Authors: Gábor Braun, Sebastian Pokutta, Daniel Zink

ICML 2017 | Conference PDF | Archive PDF | Plain Text | LLM Run Details

Reproducibility Variable Result LLM Response
Research Type Experimental Complementing the theoretical analysis we report computational results demonstrating effectiveness of our approach via a significant reduction in wall-clock running time compared to their linear optimization counterparts. and Computational experiments. We demonstrate computational superiority by extensive comparisons of the weak separation based versions with their original versions. In all cases we report significant speedups in wall-clock time often of several orders of magnitude.

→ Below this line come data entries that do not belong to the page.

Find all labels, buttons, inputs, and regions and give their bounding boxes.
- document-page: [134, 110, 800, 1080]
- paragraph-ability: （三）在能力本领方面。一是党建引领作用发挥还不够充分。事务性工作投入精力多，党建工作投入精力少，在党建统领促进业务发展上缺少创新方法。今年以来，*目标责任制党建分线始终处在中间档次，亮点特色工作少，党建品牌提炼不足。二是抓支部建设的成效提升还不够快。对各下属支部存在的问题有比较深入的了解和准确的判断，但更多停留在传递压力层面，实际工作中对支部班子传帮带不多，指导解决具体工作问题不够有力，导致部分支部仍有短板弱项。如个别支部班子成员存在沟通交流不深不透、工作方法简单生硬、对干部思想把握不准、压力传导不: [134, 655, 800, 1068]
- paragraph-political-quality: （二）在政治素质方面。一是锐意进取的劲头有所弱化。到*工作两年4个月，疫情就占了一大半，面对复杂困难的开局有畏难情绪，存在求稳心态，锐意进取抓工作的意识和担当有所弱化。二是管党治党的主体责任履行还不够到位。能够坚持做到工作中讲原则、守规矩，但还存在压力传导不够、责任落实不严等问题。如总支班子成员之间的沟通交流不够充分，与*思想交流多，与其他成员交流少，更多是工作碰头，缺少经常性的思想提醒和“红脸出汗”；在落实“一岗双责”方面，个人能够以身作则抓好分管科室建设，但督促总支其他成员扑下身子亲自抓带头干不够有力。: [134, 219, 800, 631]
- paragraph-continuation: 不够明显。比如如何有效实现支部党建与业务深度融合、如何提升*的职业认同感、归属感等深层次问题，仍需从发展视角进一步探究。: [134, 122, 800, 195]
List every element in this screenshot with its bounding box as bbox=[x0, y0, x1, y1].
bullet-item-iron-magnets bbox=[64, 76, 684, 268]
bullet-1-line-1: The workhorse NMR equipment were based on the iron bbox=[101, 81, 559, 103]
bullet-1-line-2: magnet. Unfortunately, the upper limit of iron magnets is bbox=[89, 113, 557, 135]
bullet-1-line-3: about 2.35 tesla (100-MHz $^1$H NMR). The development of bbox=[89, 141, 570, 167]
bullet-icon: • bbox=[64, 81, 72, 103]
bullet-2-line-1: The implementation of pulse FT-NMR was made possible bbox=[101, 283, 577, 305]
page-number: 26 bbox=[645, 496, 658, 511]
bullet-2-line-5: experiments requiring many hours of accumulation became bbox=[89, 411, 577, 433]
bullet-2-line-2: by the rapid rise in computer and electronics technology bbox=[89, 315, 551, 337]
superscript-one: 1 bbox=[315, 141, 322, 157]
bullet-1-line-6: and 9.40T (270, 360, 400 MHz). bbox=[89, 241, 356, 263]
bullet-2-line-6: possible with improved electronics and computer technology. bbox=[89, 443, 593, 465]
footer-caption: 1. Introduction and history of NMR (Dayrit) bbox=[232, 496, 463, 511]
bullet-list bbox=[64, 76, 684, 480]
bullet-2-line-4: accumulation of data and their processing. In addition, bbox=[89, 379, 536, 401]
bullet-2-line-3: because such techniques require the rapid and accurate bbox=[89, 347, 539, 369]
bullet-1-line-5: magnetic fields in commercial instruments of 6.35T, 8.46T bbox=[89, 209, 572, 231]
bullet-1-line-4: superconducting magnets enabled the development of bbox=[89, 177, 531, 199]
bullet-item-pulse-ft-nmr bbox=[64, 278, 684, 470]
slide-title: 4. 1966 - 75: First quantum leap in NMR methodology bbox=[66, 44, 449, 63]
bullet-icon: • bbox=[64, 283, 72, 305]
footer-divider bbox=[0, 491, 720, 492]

Researcher Affiliation Academia 1ISyE, Georgia Institute of Technology, Atlanta, GA.
Pseudocode Yes Algorithm 1 Frank-Wolfe Algorithm (Frank & Wolfe, 1956), Algorithm 2 Lazy Conditional Gradients (LCG), Algorithm 3 Lazy Pairwise Conditional Gradients (LPCG), Algorithm 4 Parameter-free Lazy Conditional Gradients (LCG).
Open Source Code No No explicit statement providing access to source code for the methodology was found. The paper discusses algorithms and experiments but does not provide a link or an explicit statement about code release.
Open Datasets No The paper mentions problems like 'video colocalization problem' and 'matrix completion instance' but does not provide concrete access information (link, DOI, specific repository, or formal citation with authors and year) to the datasets used. While references like 'MIPLIB 2003' and 'MIPLIB 2010' are present in the bibliography, the main text does not specify these as public datasets used, nor does it provide direct access details for them.
Dataset Splits No No specific dataset split information (percentages, sample counts, or references to predefined splits) was provided in the paper. The paper discusses experiments but does not detail how data was partitioned for training, validation, or testing.
Hardware Specification No No specific hardware details (such as exact GPU/CPU models, processor types, or memory amounts) used for running experiments were mentioned. The paper only refers to 'wall-clock time' for performance comparisons.
Software Dependencies Yes Gurobi Optimization. Gurobi optimizer reference manual version 6.5, 2016.
Experiment Setup No The paper discusses algorithmic parameters like 'accuracy K > 1' and 'initial upper bound Φ0', and explores the 'Effect of K' in experiments. However, it does not provide concrete hyperparameter values, specific training configurations (e.g., learning rates, batch sizes, number of epochs for specific models), or system-level settings required to fully reproduce the experimental setup for the results presented.